A Danish startup just showed that general-purpose AI gets roughly 1 in 6 words wrong on medical speech.

Copenhagen-based Corti published a research paper this week showing its clinical speech model, Symphony for Speech-to-Text, achieved a 1.4% word error rate on an English medical speech benchmark. OpenAI's Whisper large-v3 hit 17.7%. ElevenLabs came in at 18.1%.

The gap widens on the clinical details that actually change patient outcomes, things like medication dosages, measurements and dates. Symphony captured those correctly 98.3% of the time. The best general-purpose model managed 44.3%. That can be the difference between a correct instruction like "take 50mg twice daily" and an incorrect dose in the chart if the AI mishears it.

These benchmarks were designed by Corti, and no outside lab has independently verified the results. The company did open-source its evaluation tools and publish the full methodology though, so the claims are testable. Early real-world deployments are also consistent with these results.

At NHS Grampian's Donbank Ward in Scotland, nurses have been using Corti to document patient conversations in real time. Before the tool, staff would finish talking to a patient and try to reconstruct the conversation from memory. "Using the tech frees up mind space so we can have a really good conversation," Katie Anderson, a senior charge nurse at the ward, said. Her team even taught the system to handle their Scottish Doric accent, which she said "can confuse the system at times, but it's improving every day."

Staff reported that the technology improved the quality of patient interactions because they could actually be present in conversations instead of mentally cataloging everything for notes. They said the documentation got better, and that they felt this supported better patient care.

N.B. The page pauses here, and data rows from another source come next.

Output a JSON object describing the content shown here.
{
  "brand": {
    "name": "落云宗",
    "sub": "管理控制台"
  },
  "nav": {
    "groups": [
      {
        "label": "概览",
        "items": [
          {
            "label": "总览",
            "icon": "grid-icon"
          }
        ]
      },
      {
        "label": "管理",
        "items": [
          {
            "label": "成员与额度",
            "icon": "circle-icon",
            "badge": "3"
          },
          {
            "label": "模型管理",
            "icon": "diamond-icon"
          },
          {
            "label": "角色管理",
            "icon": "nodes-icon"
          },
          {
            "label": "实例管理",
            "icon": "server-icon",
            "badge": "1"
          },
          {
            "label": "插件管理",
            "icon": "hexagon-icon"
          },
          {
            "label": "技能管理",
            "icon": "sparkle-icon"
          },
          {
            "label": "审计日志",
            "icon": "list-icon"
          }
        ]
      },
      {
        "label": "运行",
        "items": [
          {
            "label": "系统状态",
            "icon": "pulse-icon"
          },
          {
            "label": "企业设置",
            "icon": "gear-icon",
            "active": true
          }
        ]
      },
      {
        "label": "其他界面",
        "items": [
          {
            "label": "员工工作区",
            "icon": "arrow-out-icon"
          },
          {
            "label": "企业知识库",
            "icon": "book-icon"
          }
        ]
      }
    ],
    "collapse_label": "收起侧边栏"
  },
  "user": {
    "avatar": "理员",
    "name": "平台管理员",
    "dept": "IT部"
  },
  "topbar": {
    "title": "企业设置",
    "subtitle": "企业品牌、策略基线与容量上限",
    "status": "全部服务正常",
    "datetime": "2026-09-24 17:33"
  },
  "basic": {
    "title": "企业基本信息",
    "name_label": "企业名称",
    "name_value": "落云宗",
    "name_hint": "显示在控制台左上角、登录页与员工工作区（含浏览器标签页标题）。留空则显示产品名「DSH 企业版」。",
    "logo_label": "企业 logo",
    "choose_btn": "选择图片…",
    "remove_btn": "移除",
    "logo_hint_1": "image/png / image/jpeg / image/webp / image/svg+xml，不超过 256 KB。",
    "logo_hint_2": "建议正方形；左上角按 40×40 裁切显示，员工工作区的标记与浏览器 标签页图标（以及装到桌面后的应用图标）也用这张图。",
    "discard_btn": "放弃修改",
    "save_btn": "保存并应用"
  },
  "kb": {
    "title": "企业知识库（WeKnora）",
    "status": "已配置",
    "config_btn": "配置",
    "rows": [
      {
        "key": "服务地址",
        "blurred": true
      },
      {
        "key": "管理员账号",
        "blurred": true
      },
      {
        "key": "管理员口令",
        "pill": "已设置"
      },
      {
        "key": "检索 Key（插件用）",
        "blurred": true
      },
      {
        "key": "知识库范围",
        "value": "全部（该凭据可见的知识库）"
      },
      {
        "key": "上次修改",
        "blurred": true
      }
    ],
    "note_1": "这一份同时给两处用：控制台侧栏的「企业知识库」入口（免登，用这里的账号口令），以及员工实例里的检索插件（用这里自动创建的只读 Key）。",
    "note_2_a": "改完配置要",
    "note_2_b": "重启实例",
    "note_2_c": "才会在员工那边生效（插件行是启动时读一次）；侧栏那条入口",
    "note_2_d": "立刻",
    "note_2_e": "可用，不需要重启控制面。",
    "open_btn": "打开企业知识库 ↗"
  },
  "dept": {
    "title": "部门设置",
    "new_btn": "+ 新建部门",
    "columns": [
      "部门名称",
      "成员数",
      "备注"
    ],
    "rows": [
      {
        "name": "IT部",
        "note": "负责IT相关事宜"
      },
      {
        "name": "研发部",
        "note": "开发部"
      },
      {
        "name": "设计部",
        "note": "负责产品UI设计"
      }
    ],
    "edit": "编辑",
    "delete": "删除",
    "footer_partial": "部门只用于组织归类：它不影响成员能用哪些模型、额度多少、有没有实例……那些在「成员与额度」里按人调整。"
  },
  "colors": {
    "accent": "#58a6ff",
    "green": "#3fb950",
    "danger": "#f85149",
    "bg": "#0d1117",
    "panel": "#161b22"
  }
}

According to Corti's CTO Lars Maaløe, over 60 apps now focus on clinical scribing alone, and most of them, he says, rely on general-purpose AI. That may have seemed less critical when transcripts were used mainly as notes for a doctor's chart. But hospitals are now deploying AI agents for clinical decisions and health record navigation, and in many architectures, those systems reason from whatever the speech model gives them. If it gets a medication name wrong, the error can propagate into downstream systems unless caught by safeguards or human review.

Corti says it now serves over 100 million patients annually across health systems including the NHS, with platform sign-ups growing 30% quarter over quarter.

Into the Valley

Corti's numbers are healthcare-specific, but the lesson isn't. If your business depends on accuracy in specialized language, whether legal, financial or clinical, your general-purpose AI may be producing error rates that go unnoticed without domain-specific benchmarks designed to catch them. Much of the AI industry conversation over the last three years has focused on which model scores highest on general benchmarks. Corti's work highlights that models which look "smart" on generic benchmarks can still make clinically dangerous errors on phrases like "metoprolol tartrate 50mg twice daily"—showing that in medicine, benchmark "smartness" and clinically relevant accuracy can diverge.